Ce témoignage n’est malheureusement pas isolé. Derrière les difficultés à partir en vacances, il y a souvent une réalité bien plus large : des salaires trop faibles, des horaires difficiles à concilier avec la vie de famille, un manque de solutions accessibles pour les enfants et, surtout, trop peu de temps pour simplement souffler.
À la FGTB Namur-Luxembourg, nous revendiquons des salaires qui permettent de vivre dignement, des congés adaptés aux réalités des familles, des structures d’accueil accessibles et des horaires stables et prévisibles. Nous refusons une flexibilisation toujours plus grande du travail, qui oblige les travailleurs et les travailleuses à adapter leur vie aux besoins des employeurs, plutôt que l’inverse.

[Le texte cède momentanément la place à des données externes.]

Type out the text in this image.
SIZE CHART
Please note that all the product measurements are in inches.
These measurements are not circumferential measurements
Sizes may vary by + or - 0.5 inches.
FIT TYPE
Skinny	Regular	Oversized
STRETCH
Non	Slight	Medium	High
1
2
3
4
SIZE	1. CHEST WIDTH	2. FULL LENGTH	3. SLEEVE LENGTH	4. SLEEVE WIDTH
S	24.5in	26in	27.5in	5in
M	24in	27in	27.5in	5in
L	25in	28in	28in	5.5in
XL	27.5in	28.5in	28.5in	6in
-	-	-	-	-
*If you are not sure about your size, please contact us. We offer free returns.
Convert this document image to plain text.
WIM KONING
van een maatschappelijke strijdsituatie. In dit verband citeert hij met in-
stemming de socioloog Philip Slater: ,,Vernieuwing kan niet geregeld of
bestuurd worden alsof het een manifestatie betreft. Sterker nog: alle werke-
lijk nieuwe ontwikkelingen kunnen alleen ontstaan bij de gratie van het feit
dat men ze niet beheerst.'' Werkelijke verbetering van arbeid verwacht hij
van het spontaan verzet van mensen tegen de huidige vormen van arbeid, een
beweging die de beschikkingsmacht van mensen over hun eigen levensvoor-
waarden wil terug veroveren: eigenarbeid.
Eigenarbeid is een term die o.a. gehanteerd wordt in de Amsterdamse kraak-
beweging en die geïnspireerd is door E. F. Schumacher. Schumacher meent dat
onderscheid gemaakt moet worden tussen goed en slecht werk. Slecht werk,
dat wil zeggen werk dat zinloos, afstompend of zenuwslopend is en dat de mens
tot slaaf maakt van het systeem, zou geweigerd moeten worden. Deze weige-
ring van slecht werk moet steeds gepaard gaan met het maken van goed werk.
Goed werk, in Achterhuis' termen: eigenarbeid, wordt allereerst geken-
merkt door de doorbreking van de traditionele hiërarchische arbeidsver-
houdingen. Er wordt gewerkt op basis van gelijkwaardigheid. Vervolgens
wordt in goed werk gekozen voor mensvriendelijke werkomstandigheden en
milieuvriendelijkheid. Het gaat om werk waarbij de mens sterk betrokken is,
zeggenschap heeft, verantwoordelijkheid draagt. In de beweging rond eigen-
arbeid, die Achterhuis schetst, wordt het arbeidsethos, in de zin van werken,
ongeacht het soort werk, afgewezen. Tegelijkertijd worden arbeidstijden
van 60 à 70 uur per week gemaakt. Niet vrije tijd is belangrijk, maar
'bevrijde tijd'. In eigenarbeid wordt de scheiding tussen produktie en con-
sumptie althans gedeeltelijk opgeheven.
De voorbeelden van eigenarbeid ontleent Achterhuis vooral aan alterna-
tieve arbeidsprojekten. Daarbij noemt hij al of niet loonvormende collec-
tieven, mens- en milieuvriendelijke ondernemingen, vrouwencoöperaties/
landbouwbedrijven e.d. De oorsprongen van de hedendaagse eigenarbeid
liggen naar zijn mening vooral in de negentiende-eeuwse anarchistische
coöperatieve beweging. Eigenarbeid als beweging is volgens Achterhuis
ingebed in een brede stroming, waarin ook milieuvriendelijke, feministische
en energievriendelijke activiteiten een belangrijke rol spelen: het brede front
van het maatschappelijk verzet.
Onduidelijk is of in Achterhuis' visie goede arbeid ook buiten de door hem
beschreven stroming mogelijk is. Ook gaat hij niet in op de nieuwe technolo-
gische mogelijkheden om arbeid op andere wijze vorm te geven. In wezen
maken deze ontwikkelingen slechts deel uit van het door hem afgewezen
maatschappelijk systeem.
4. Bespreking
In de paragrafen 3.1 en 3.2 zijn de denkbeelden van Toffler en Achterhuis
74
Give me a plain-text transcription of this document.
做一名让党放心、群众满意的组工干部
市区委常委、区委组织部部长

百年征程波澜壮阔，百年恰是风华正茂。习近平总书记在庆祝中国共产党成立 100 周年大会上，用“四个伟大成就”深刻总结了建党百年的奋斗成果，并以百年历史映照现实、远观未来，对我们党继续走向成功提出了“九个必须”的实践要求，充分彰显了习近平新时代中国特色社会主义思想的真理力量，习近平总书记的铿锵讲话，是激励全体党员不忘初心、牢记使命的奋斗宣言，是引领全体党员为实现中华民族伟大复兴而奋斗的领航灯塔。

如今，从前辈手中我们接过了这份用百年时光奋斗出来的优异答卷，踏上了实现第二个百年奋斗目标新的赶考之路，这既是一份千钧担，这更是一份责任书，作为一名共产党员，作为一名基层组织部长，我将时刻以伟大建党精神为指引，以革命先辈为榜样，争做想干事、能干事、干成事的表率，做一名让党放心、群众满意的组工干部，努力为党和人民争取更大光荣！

Malheureusement, le gouvernement Arizona fait un autre choix. Il impose une vision très à droite de la société, dans laquelle il faudrait travailler davantage, être toujours plus disponible et accepter moins de protections. Ce n’est pas la société que nous voulons. C’est pourquoi nous continuerons à nous mobiliser, notamment en septembre et en octobre.
Parce que se reposer, passer du temps avec ses enfants et se créer des souvenirs en famille ne devrait jamais être un luxe.